Temma knew how to do such things—we drew first, then painted boldly with saturated tempera colors. I learned to imitate the freedom of her drawing, so different from my own restrained accuracy, to see that a cow or a tree you drew would never look exactly like a cow or a tree, that what you were after was a version of the cow or tree that was funnier or prettier or scarier than life. When we finished, which took weeks, our great work was hung on the classroom wall. What would we paint next? We could do anything! During shop class, drawing on a piece of fresh pine, I outlined a toy for my baby sister Marian, a wooden duck whose shape I cut out with a handsaw and painted white, with an orange bill, attaching wheels I also painted orange, to approximate feet.

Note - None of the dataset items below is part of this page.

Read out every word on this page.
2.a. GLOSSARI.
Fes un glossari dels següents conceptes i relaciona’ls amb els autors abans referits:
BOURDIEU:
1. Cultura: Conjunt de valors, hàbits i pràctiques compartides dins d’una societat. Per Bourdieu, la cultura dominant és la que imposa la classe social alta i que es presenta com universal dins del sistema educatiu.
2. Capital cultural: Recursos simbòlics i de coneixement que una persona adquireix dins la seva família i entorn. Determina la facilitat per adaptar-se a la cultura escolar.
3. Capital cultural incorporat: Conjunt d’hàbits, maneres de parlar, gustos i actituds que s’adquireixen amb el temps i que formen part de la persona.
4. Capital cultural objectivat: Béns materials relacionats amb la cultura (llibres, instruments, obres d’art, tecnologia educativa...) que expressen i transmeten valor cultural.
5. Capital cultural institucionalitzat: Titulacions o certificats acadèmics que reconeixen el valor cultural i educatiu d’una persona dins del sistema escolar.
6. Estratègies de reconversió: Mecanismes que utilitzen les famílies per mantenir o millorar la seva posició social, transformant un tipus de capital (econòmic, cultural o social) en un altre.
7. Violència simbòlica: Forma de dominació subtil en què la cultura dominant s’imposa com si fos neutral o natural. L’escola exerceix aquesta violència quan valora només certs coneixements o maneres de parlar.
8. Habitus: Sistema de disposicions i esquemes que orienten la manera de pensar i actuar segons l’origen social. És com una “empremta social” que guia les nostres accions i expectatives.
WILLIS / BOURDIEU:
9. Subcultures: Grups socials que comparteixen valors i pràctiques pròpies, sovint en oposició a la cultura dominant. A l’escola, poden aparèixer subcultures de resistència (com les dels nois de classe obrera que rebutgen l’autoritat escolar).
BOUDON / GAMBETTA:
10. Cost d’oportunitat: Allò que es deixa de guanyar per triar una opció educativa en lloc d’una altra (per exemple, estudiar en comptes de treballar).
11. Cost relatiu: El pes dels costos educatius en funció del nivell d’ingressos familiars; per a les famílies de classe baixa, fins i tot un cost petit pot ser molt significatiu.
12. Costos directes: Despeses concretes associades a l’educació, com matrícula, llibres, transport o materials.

I became a reader, checking out five books at a time from the new St. Luke’s library, taking them home to read in my room. Misty of Chincoteague. The Black Stallion, Pippi Longstocking, Jane Eyre, anything to do with horses or girls or enchantment. On the top floor at Hollow Hill, I found shelves full of old books. I read ten in the Oz series, and a series about girls during the American Revolution—A Little Maid of Old New York, A Little Maid of New Orleans—my favorite was the one in which the heroine found the Marquis de Lafayette in her family’s farmyard and helped him hide from the British but also from her family, secretly bringing him food and water in the hayloft. My book list was the longest in the class, and I also won the contest in which you had to recite “If” by Rudyard Kipling, whose stories The Jungle Book my father had read us when we were little. Mrs. Rice taught arithmetic by improvising “brainteasers”—begin with the number 37, add 3, divide by 4; she’d spin numbers for as long as twenty minutes, no pencil and paper allowed. Sometimes my St. Luke’s friends came to Jersey City. One spring night when Temma came, the church had rented a sound truck to publicize a four-day preaching mission to be held the week before Easter. Temma and I huddled in the seatless back of the station wagon, and when Father Morton was tired of announcing through the loudspeaker, we sang, our eleven-year-old sopranos piercing the night.